L'article suivant, rédigé par Léo Cohn, s'intitule : "Le judaïsme au chantier". On pourrait penser que nous sommes loin de la vie dans la nature, or Léo pose immédiatement le lien qui existe entre le judaïsme et le monde, montrant que le vie religieuse est tout simplement LA VIE : "En dehors de beaux laïus, de tampons plus ou moins imaginaires sur les cartes d'identité , d'offices mal fréquentés et de cours d'hébreu obligatoires, le judaïsme devrait avoir une influence profonde sur toute notre vie, sur l'organisation du travail, sur le choix de nos cultures, aussi bien que sur nos menus, notre ménage, sur notre habillement et notre hygiène. Je ne puis assez répéter que le plan initial et essentiel de notre chantier prévoyait cette renaissance complète d'une VIE JUIVE. Et je prétendrai toujours que n'est pas à sa place dans un chantier E.I.F. celui qui ne souscrit pas entièrement au double idéal du retour des Juifs à la Terre - et du retour du judaïsme au Juifs."
Dans la suite de l'article, Léo prend l'exemple de la laiterie du chabbat et de la façon dont elle se doit de fonctionner en application de la Loi. Dans l'article suivant, le meme Léo Cohn adapte de l'hébreu un conte de Yehouda Steinberg sur les arbres attendant leur jugement le jour de Tou Bichvat :
"(...) Et les enfants sautent, dansent et s'amusent dans la neige, ils courent d'un arbre à l'autre et saluent chacun spécialement :
LÉ'HAYM ! Pour la vie, pommier ! et non pour la mort.

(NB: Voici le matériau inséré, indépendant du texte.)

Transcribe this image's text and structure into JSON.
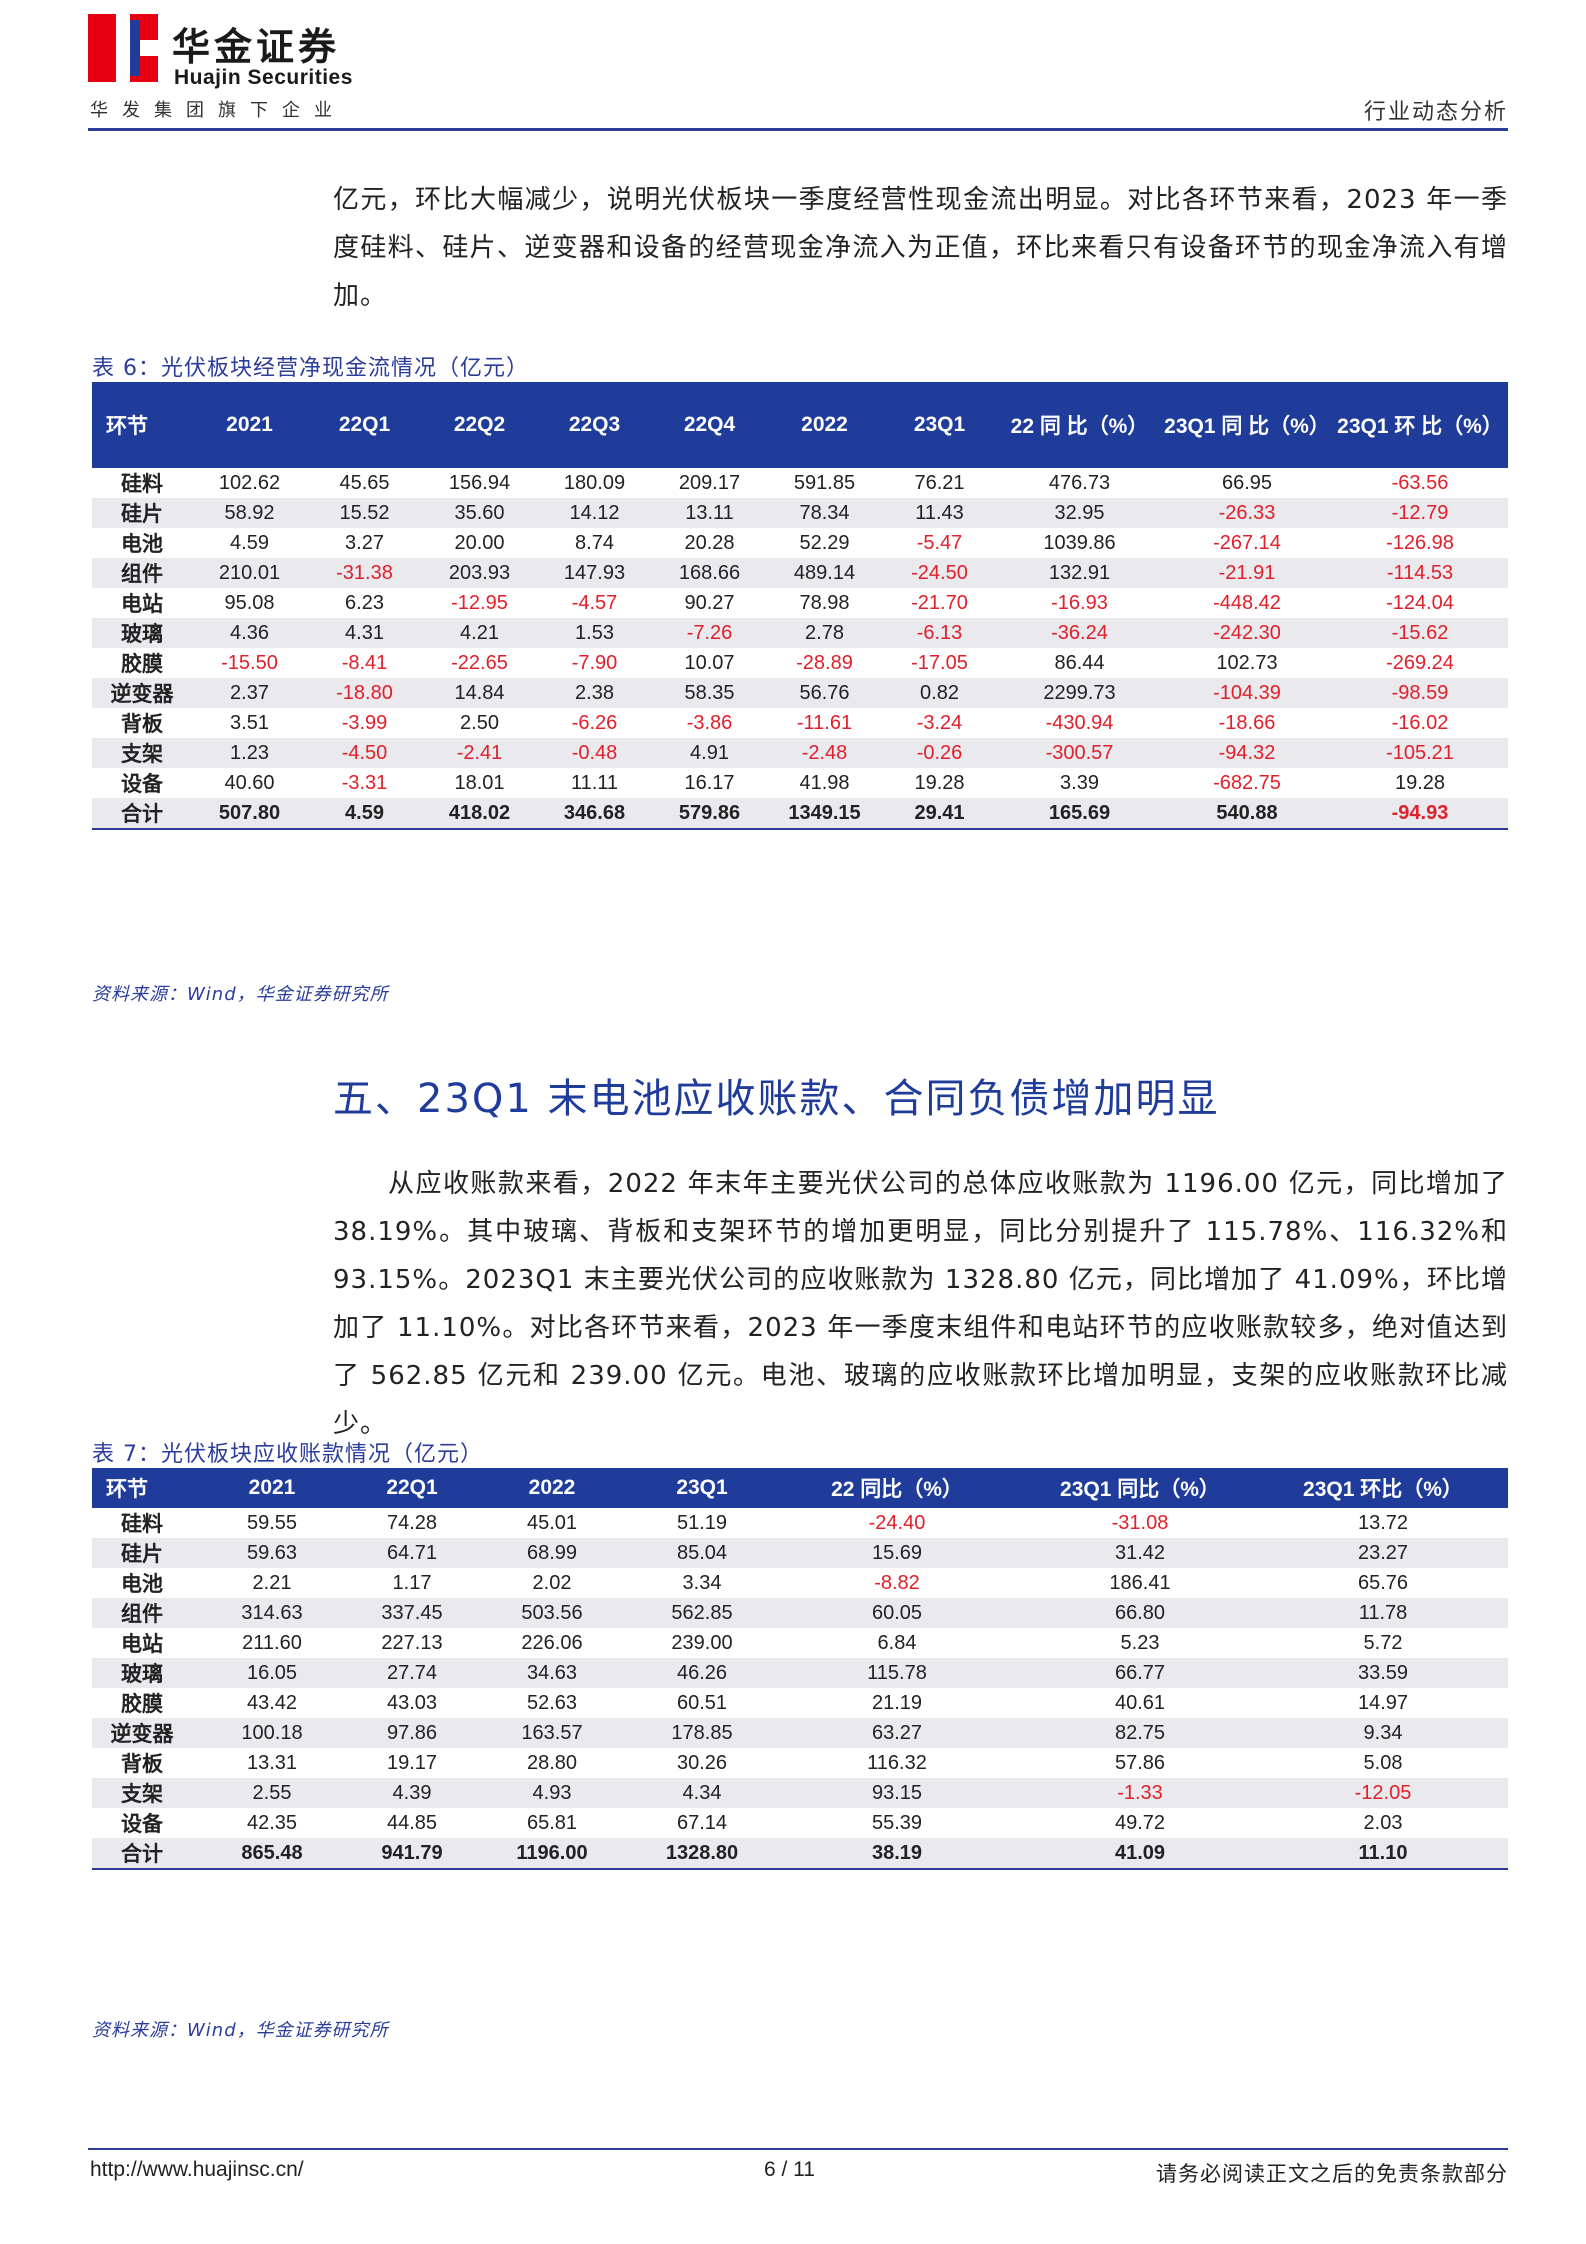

LIVRAKHA ! Pour la postérité, prunier ! et non pour la malédiction.
LASOVA ! Pour l'abondance ! cerisier ! et non pour la disette !"
Plus loin, Catapulte , dans un poème sur le 15 Chvat, explique que si, contrairement aux autres peuples, les grandes et les celliers d'Israël sont restés obscurs et désolés "c'est que tu as renié l'enseignement de Moïse et délaissé la doctrine de Dieu". Certes, on trouve aussi un article de Feufo Josette Rousso-Kauffmann qui, "Puisqu'il s'agit d'arbres...", rappelle au passage les mérites de l'école paysagiste du milieu du XIXè. Mais ce qui est frappant, malgré tout, c'est le lien qui parait si naturel aux chroniqueurs de Sois-Chic entre cette nature qui les entoure et qu'ils vivent, et ce judaïsme vivant qui les habite. De là, sans doute, le fait que dans Tivliout - Harmonie, paru en 1945 mais rédigé entre 1941 et 1943 à Lautrec, Castor place dans "La vie religieuse" tout ce qui est consacré à la nature et, pour nous, tout ce qui se rapporte à cette révolution écologique dont notre monde de 2019 a tant besoin. Terminons donc ce bref aperçu que j'ai tenté de tracer par quelques lignes du fondateur du mouvement des E.I. : "L'homme et le monde. - Sentiment de joie dans la nature. - La révélation dans la nature chez tous les mystiques de toutes les religions. La notion du rythme et de cycle. - L'idée juive de l'Alliance entre l'Homme, le Monde et Dieu."
Le "labour léger" à la ferme-école de Lautrec en 1942.